Despite our best attempts to drink the entire contents of our cellar before leaving France, we still found ourselves with 200-odd bottles that we didn’t quite get to. This was my fault…letting the team down with my dull sniff-and-spit pregnancy regime. So what to do? No problem we thought, in our sweet, naïve way. We will just ship our wines in the container with our furniture. We will save ourselves scads of money not having to pay the high liquor board prices! We will bring rare, interesting offerings to our friends and family craving diversity. It will be like a public service; an act of charity. Cue applause now.
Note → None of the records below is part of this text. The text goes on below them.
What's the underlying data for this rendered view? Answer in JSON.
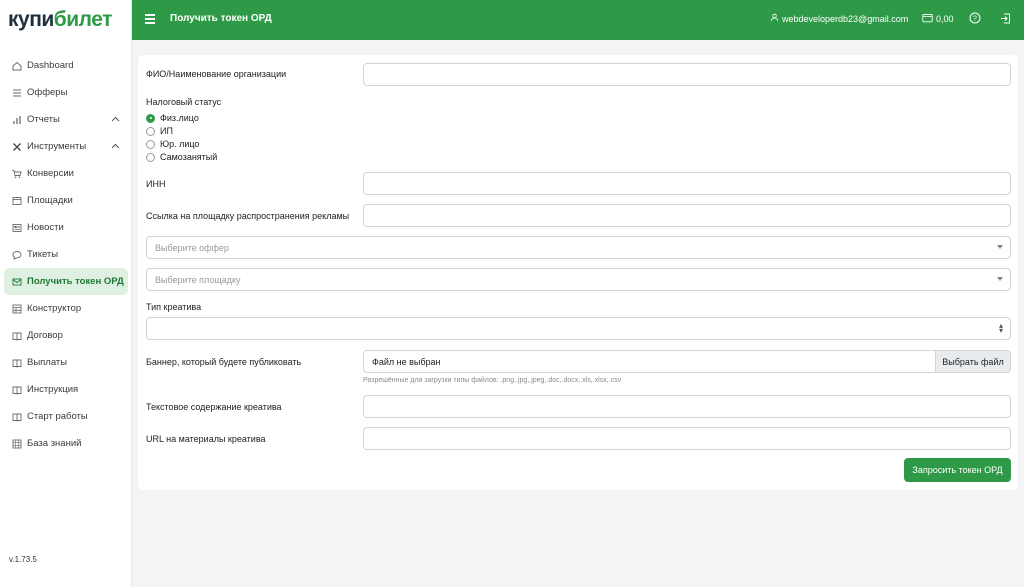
{
  "logo": {
    "part1": "купи",
    "part2": "билет"
  },
  "sidebar": {
    "items": [
      {
        "label": "Dashboard",
        "icon": "home-icon"
      },
      {
        "label": "Офферы",
        "icon": "list-icon"
      },
      {
        "label": "Отчеты",
        "icon": "bar-chart-icon",
        "expand": "chevron-up"
      },
      {
        "label": "Инструменты",
        "icon": "tools-icon",
        "expand": "chevron-up"
      },
      {
        "label": "Конверсии",
        "icon": "cart-icon"
      },
      {
        "label": "Площадки",
        "icon": "window-icon"
      },
      {
        "label": "Новости",
        "icon": "newspaper-icon"
      },
      {
        "label": "Тикеты",
        "icon": "chat-icon"
      },
      {
        "label": "Получить токен ОРД",
        "icon": "mail-icon",
        "active": true
      },
      {
        "label": "Конструктор",
        "icon": "layout-icon"
      },
      {
        "label": "Договор",
        "icon": "book-icon"
      },
      {
        "label": "Выплаты",
        "icon": "book-icon"
      },
      {
        "label": "Инструкция",
        "icon": "book-icon"
      },
      {
        "label": "Старт работы",
        "icon": "book-icon"
      },
      {
        "label": "База знаний",
        "icon": "database-icon"
      }
    ],
    "version": "v.1.73.5"
  },
  "header": {
    "title": "Получить токен ОРД",
    "email": "webdeveloperdb23@gmail.com",
    "balance": "0,00"
  },
  "form": {
    "name_label": "ФИО/Наименование организации",
    "name_value": "",
    "tax_status_label": "Налоговый статус",
    "tax_options": [
      "Физ.лицо",
      "ИП",
      "Юр. лицо",
      "Самозанятый"
    ],
    "tax_selected": "Физ.лицо",
    "inn_label": "ИНН",
    "inn_value": "",
    "link_label": "Ссылка на площадку распространения рекламы",
    "link_value": "",
    "offer_placeholder": "Выберите оффер",
    "platform_placeholder": "Выберите площадку",
    "creative_type_label": "Тип креатива",
    "creative_type_value": "",
    "banner_label": "Баннер, который будете публиковать",
    "file_status": "Файл не выбран",
    "file_button": "Выбрать файл",
    "file_hint": "Разрешённые для загрузки типы файлов: .png,.jpg,.jpeg,.doc,.docx,.xls,.xlsx,.csv",
    "text_label": "Текстовое содержание креатива",
    "text_value": "",
    "url_label": "URL на материалы креатива",
    "url_value": "",
    "submit_label": "Запросить токен ОРД"
  },
  "colors": {
    "brand": "#2e9a47",
    "active_bg": "#dff0e2"
  }
}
Until the large bucket of ice cold water landed on our proverbial heads. All personal effects for a returning ex-resident are tax-free…hurray! Except for alcohol. Of course! What was I thinking? Why on earth should the provincial government let me bring in wine bought long ago, in another country, for my personal consumption, without taking a hefty cut? This makes perfect sense. So we gritted our teeth and paid the almost 4$/ bottle, rationalizing it to ourselves in that it is still cheaper than buying the same wines and vintages here. The bitter memory was just starting to fade slightly when we had another wonderful surprise! After a lovely morning spent making our customs clearance declaration, our friendly customs officer presented us with the federal tax bill! Because it is clearly not enough to pay provincial taxes to bring sinful, wicked alcohol into Canada; the federal government also needs to make a couple of bucks. Our new friend explained to us that there is a solution to bring in wines tax-free. Excellent! Are you ready? Wines are tax exempt under the legal limit of 1.5 litres per person (aka 2 bottles)! 100 trips back and forth across the Atlantic to beat the tax man… Genius!
So 6$/ bottle later, we have wine…much wine. And it all looks pretty and pristine so far. No pushed up corks, no drips, no perceivable quality alteration. Totally worthwhile!